Im waiting for a Peterabelard from 1974 sound super for analogue era, than i also like very mutch the fameous Planctus Daviiidis on the cd album vox cosmica Hildegard von Bingen one of the best uttermost etherical version of this work.

I have fews album of the afforeded mention composer, what your favorite please , if you dig ars antiqua?
Regards :tiphat:


----------



## Mandryka (Feb 22, 2013)

Have you heard this?


----------



## deprofundis (Apr 25, 2014)

*Have you heard this?* yes indeed sir, a fine album i order it recentlly in cd format i haad it in download legit format but download want wrong and it split up, i was mad end of the story so i said let's buy this ones in cd format , cds dont split up., have a nice day ,, regards


----------



## Mandryka (Feb 22, 2013)

I’m off to hear Cappella Prantensis play Obrecht Missa Maria Zart in Antrwerp tomorrow. 

The Mary Berry repays listening, you have to get the knack of listening to chant. Paul Hillier recorded a nice O quanta qualia, and Jeremy Summerly recorded a nice Planctus David.


----------



## Mandryka (Feb 22, 2013)

I just want to draw your attention to a rather fine, austere, performance of Planctus David here









Summerly is, IMO, one of the very few singers who can take a long sequence like this and make it into music with no support - a Cappella, solo, no instruments. I remember thinking the same in his Voir Dit recording (Machaut)

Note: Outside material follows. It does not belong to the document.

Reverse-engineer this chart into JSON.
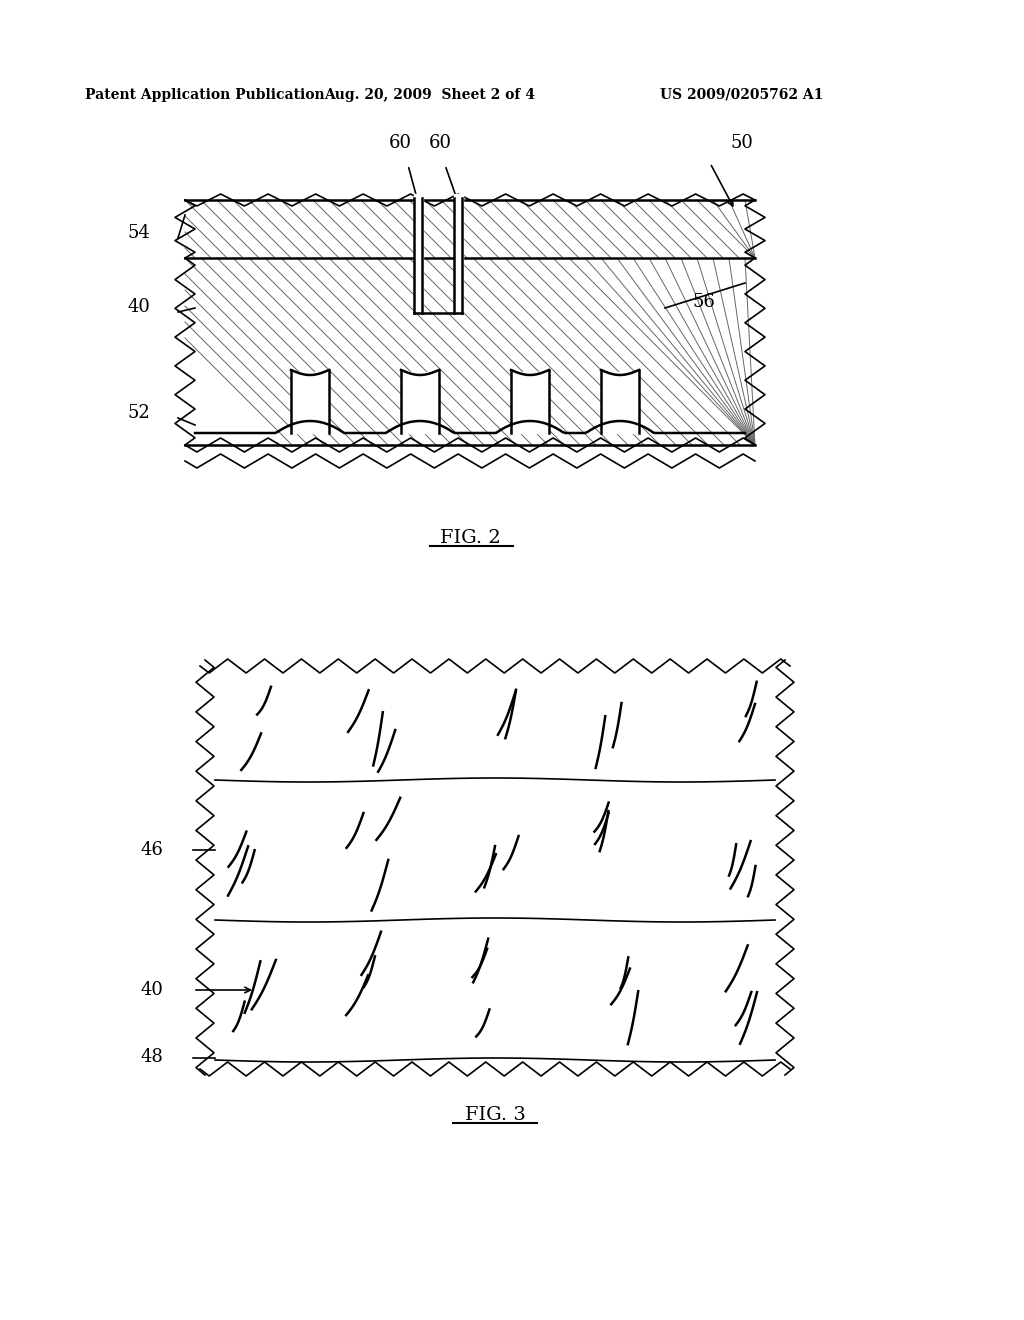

Having said that, I'm not convinced at all that the austere approach is the best here, it's a bit grizzly to listen to, you have to be in a masochistic mood and be sporting a hair shirt, at least if you don't have a spontaneous aural comprehension of Latin. I've been enjoying the dramatic story telling style of Sequentia in Planctus David very much, in this recording


----------